Both are difficult to falsify as we cant go back in time reductionist as they focus
on past as important factor but ignores current issues within individuals life that
may play a role doesnt take sufficient account of variations across cultures as
Anderson et al carried out meta-analysis from 52 cultures and found that some
cultures preferred curvy women (little food access) whilst others preferred slim
women (reliable food access).

Research into intense fandom:

Celebrity worship:
Gabriel 348 student PPs given questionnaires measuring self-esteem, then
asked to write essay about fav celeb then asked again to fill out questionnaire =
found those initially scoring low scored higher after essay so associated celebs
characteristics to themselves use of questionnaires may be affected by social
desirability and idealised answers to can lack answers correlation so doesnt
show causal relationship, other variables can affect findings.

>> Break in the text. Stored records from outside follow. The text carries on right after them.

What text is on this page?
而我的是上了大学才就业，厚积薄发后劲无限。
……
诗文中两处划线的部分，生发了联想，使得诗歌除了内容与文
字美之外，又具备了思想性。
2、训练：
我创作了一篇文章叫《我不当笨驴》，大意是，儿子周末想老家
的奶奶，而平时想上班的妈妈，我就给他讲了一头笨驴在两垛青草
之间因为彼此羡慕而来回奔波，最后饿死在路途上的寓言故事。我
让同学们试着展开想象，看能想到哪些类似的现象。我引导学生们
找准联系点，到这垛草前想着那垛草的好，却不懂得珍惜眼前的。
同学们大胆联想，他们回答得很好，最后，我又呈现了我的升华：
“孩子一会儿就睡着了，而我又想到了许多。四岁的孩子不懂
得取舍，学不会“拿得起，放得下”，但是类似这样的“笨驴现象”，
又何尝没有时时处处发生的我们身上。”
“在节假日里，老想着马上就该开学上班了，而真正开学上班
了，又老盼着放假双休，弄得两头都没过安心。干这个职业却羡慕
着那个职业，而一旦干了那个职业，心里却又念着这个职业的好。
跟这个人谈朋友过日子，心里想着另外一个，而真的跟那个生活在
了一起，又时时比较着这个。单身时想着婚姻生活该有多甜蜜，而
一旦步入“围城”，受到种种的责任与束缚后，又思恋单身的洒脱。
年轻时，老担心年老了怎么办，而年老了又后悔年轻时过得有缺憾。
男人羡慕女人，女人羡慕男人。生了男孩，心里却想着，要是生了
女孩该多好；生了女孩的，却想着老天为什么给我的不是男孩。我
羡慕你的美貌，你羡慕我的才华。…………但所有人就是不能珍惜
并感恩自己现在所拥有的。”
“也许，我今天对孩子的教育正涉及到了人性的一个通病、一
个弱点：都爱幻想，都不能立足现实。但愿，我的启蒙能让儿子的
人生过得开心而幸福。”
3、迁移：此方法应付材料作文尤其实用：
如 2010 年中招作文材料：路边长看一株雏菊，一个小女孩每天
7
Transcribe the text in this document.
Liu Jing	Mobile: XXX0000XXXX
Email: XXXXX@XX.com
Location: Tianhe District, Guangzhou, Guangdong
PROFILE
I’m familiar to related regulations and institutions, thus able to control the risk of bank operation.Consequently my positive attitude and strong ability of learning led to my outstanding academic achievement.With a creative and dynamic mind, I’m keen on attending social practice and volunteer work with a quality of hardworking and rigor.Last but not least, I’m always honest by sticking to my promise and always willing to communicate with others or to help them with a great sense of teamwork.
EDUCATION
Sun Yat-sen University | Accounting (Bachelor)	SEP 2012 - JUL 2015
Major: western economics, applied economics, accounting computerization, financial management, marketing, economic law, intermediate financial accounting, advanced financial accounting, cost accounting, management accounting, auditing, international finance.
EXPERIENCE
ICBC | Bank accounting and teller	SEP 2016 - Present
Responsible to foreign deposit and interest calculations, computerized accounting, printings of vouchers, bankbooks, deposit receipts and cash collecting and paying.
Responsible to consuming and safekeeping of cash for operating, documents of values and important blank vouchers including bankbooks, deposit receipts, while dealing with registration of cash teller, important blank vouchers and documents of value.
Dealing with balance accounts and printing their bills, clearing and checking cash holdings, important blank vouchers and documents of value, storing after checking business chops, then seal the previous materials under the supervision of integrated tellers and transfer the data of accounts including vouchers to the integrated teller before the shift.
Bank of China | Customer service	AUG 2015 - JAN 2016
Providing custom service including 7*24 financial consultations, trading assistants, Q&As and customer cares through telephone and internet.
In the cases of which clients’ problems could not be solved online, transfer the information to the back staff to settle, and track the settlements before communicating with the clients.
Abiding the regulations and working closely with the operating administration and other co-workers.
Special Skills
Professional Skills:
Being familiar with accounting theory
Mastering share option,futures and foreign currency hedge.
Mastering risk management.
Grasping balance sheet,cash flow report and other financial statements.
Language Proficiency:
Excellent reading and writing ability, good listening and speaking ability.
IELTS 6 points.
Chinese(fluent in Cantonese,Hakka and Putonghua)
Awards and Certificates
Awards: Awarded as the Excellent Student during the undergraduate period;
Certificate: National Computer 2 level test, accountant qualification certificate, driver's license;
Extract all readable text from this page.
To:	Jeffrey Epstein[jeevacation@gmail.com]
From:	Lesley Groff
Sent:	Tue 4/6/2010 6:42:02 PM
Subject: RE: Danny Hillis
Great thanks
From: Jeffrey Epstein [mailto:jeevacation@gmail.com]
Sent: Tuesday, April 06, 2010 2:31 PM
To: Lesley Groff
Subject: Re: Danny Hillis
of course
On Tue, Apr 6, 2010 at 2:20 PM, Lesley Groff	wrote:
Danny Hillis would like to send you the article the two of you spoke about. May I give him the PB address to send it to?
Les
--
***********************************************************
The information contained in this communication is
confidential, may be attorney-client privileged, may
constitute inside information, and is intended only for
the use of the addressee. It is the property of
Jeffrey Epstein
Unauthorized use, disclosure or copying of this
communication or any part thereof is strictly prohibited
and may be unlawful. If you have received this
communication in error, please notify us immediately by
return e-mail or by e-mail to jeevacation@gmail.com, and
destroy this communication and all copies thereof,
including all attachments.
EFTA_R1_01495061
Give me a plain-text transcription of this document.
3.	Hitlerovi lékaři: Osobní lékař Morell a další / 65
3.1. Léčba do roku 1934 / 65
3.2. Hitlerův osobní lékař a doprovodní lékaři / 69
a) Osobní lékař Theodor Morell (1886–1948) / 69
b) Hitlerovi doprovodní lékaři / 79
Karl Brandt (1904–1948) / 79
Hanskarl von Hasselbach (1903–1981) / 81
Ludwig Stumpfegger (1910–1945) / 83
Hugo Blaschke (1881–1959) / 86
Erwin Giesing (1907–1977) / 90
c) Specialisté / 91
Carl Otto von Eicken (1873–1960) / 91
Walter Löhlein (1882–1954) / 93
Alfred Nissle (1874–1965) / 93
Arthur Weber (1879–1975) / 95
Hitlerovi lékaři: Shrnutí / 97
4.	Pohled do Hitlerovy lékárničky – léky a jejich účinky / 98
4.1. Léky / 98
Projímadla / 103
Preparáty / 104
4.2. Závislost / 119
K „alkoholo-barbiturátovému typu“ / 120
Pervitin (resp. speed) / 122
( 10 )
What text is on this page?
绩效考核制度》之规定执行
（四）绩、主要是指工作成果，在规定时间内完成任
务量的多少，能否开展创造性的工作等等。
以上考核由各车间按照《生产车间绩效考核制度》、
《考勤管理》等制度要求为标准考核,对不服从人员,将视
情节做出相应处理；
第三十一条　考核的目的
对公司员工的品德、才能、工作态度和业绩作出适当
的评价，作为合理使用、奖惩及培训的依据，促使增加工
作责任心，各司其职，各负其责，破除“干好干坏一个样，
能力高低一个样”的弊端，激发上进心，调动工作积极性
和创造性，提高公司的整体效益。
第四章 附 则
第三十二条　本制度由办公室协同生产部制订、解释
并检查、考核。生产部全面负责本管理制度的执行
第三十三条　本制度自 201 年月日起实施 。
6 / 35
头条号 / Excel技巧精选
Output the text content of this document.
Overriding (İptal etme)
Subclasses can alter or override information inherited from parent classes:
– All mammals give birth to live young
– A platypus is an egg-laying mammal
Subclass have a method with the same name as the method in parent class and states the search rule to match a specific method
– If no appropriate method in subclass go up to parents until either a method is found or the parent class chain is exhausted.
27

Fuji et al looked at those with erotomania (those convinced that a stranger is in
love with them) and found they suffered from cognitive deficits and lacked
flexibility in their thinking but mild forms may be beneficial as Larsen found it
provided youngsters with attitudinal and behavioural examples Houran et al
showed those who engage in celeb worship dont perceive clear boundaries
between themselves and others as they fail to distinguish between emotions and
thoughts.
Kennedys characteristics of sufferers include absence of: partner, full-time job,
often have mental disorders, 75% female Cheng + Yue: carried out telephone
survey of 833 Chinese teens and found that idol worship was associated with lower
levels of work/study and lower self-esteem and less successful identity
achievement.
Celebrity stalking:
Kamphius + Emmelkamp: wanted to review demographic and clinical traits of
stalker and the psychological impact on victim of stalker = carried out metaanalysis = found different types of stalkers (erotomatic, obsessional, resentful,
predatory, psychotic) and no link between celebrity stalking and risk of violence)
research can lead to formation of effective therapies and instances can be
prevented through utilisation of counselling to promote more satisfactory
relationship conclusions.
Mullen looked at 20,000 incidents of stalking British Royal Family and found 80%
were psychotic so celeb stalking is a separate phenomenon.
McCutcheon et al: developed Obsessive Rational Intrusion and Celebrity Stalking
Scale to measure celeb stalking and factor analysis found two subscales: persistent
pursuit and threat found to be valid and reliable and uses indirect measurements
so free from social desirability bias.
Bartholomew + Horowitz: proposed model of adult attachment styles based on
individual workings of selves and others one of these is pre-occupied attachment
style which has been linked to celeb stalking as they have a negative self-model
and positive other-model Meloy claims that celeb stalking happens b/c they
overvalue others and perceive contact wit celebs will indicate they are acceptable
and valued, challenging their negative views of self.